Update: After the death toll was reported at 19 mid-Tuesday morning, authorities updated the number of lives lost to 21, WKRN's Josh Breslow reported. Sixteen people died in Putnam County, two in Wilson County, two in East Nashville and one in Benton County. The initially published story continues below.
Hours after a tornado ripped through Middle Tennessee, Tennessee Emergency Management Agency (TEMA) Community Relations Officer Maggie Hannan confirmed mid-Tuesday morning that the death toll has risen to 19. As emergency crews continue to assess the damage, which is spread across multiple miles and counties, it is possible that the death tool could continue to rise, Gov. Bill Lee said at a morning press conference when the number of fatalities was still just in the single digits.
"There's a really good possibility that there may be more," Lee said, according to the Tennessean. "It's early yet."
Of the reported casualties, two occurred in Wilson County, where schools are now closed for the remainder of the week, two in the East Nashville neighborhood of Davidson County, and one in Benton County. The majority of the fatalities have occurred in Putnam County, with the death toll there currently sitting at 14 after having initially been reported as three earlier this morning.
"At approximately 2:00 AM CST, one confirmed tornado touched down between the city limits of Cookeville and Baxter," Putnam County officials wrote in a Facebook post prior to the news conference. "We have confirmed deaths possibly of 3 or more."
According to Benton County Sheriff Kenny Christopher, the single death in that county occurred in a 67-year-old man, who died in the emergency room after suffering "many injuries" after being tossed onto the yard from a mobile home.

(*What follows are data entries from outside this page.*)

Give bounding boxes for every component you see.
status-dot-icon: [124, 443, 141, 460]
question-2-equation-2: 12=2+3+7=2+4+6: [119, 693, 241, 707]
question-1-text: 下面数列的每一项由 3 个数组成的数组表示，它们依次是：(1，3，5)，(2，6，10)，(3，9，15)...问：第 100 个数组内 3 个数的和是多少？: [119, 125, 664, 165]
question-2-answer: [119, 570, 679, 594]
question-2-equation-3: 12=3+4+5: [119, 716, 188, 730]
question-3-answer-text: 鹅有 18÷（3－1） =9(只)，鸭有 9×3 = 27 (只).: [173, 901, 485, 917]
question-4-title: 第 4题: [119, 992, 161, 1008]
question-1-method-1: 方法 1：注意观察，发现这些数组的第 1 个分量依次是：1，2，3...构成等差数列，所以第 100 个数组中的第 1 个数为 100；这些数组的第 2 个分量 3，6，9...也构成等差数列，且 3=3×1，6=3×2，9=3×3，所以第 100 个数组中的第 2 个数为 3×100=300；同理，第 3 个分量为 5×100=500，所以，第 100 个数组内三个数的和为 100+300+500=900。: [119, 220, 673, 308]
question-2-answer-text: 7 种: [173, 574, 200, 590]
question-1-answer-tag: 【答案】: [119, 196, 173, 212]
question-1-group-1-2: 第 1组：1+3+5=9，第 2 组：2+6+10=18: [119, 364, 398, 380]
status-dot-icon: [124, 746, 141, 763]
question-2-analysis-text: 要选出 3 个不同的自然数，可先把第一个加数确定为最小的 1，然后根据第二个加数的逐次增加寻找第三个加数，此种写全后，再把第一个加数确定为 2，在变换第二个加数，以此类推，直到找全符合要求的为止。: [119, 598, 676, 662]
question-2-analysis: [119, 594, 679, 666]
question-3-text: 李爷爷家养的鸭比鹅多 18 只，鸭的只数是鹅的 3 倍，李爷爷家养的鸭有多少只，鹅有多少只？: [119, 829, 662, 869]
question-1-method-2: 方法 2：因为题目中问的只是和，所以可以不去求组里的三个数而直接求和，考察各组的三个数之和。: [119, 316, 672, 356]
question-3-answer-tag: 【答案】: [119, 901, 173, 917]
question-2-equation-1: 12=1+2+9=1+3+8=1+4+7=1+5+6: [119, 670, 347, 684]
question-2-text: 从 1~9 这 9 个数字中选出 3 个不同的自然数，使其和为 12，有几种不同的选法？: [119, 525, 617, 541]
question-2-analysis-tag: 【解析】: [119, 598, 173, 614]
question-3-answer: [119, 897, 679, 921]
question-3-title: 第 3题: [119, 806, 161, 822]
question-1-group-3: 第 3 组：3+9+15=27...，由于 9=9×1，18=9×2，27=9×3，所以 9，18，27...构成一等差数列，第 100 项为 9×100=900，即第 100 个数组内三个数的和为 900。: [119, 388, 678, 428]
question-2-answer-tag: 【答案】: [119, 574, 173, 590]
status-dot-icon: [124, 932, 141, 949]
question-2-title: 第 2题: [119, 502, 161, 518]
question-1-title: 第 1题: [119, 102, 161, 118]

Along with the 19 reported deaths, more than 150 additional people have been transported to local hospitals for injuries, according to Fox17 Nashville. Emergency responders continue to go door-to-door checking on residents, with reports stating that several people remain missing.
Meanwhile, the Nashville Fire Department reports there have been at least 48 building collapses in the city, with dozens of other structures, including residential areas, badly damaged. Temporary shelters have been set up for those displaced by the storms.0comments
In response to the devastation, TEMA has activated a Level-3 State of Emergency, which is defined as a "serious emergency or minor disaster has occurred or a situation is deteriorating rapidly and public warnings are being issued. The Tennessee Emergency Management Plan (TEMP) is activated and a state of emergency is automatically declared."
Despite the devastation, Super Tuesday polling is still scheduled to take place. Polling was delayed by an hour and several locations had to be moved due to storm damage. Many schools in the area are closed for Tuesday or longer.